Officials know that services have suffered but say it's inevitable when the budget is cut so drastically.

Larry King, the public works director, says the budget cuts of the past few months left him with all of six workers to mow grass and only 11 to empty the litter cans.

"I'm short of trucks. I'm short of people," he says. "I'm not defensive, just frustrated."

Dozens of nonprofit groups were more than frustrated this spring when the cash-strapped district stopped paying them for services such as counseling for troubled young people.

Mr. Barry, meanwhile, is trying to persuade the federal government to assume financial responsibility for city agencies that he says the district cannot afford. Topping the hit list is the D.C. corrections department, which happens to be mired in a class-action lawsuit over widespread sexual harassment of potentially hundreds of female employees -- a court case that could end up costing the city hundreds of millions of dollars in judgments.

First known in Washington as a civil rights activist and fiery outsider, Mr. Barry lost the mayor's office in 1990 after a drug conviction. Since returning to office, he has recast himself as a reformer.

"I want the best-run government of any city in the world," he told an audience of 600 people packed into a sometimes boisterous town meeting on Capitol Hill the other night.

"We're not quite there," he added.

That is no revelation to most Washingtonians, who view the city government with varying degrees of frustration, anger and contempt.

Jim Anglemeyer, vice president of a Virginia contracting firm, says he is amazed by the money wasted by the district on a courthouse renovation handled by his company -- the $1 million project he says is at least $400,000 over budget, a year late and not finished because of government mistakes and change orders.
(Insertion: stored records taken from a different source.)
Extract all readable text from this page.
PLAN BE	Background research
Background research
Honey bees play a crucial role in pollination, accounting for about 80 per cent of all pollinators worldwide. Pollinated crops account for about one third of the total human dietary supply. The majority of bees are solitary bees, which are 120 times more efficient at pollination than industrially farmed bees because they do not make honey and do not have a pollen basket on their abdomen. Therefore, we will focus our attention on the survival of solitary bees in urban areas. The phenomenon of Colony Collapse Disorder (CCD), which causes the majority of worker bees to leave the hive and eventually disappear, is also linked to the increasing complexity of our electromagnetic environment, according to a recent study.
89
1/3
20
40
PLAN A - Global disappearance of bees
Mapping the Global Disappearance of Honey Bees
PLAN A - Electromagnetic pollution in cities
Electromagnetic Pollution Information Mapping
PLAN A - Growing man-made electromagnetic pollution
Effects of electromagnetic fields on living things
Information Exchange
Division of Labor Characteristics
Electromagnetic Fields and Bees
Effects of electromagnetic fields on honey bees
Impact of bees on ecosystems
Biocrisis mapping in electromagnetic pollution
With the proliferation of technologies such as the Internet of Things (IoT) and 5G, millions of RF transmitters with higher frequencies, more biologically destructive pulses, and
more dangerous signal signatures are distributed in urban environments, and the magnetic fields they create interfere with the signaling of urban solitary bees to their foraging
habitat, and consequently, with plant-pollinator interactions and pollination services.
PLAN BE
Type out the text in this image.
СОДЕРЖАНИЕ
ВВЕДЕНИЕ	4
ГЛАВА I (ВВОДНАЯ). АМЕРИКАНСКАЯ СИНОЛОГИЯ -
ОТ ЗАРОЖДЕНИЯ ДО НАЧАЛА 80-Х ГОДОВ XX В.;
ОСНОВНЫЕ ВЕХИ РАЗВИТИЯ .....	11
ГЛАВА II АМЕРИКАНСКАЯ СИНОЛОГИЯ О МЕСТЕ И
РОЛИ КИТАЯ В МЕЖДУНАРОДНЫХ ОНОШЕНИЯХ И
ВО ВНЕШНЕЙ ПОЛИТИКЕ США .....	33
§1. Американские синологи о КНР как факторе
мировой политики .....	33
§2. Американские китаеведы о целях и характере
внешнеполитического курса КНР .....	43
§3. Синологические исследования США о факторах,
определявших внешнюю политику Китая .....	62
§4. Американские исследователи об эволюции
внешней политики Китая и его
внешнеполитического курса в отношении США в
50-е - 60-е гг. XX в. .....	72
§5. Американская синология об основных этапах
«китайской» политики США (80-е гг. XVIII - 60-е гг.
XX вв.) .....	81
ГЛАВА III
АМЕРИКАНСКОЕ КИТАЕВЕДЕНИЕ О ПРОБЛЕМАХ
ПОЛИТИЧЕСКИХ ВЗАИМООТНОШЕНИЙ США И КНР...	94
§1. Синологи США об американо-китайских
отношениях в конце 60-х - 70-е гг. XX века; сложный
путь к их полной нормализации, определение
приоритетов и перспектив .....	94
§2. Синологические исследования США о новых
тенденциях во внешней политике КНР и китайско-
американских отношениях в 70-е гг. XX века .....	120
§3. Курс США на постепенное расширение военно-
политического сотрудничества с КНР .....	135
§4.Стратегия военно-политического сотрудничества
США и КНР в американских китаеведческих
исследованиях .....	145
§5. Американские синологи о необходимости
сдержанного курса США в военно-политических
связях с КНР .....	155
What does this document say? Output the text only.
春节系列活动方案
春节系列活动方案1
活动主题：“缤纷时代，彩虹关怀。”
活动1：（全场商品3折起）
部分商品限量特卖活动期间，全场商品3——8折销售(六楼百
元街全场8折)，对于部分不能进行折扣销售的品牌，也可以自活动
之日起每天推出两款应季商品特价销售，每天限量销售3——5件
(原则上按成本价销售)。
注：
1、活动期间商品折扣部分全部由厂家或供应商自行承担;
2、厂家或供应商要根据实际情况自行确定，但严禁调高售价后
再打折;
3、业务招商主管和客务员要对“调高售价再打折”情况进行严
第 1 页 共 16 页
Even Mr. Barry says he is tired of the inefficiencies of the government he helped build.

"Many of you complain, and rightly so, that our employees are rude on the telephone or don't know what they're talking about," the mayor told the Capitol Hill audience.

The mayor had a partial solution. Upon returning to office, he ordered 1,700 clerical workers to attend courses in manners and proper office procedure.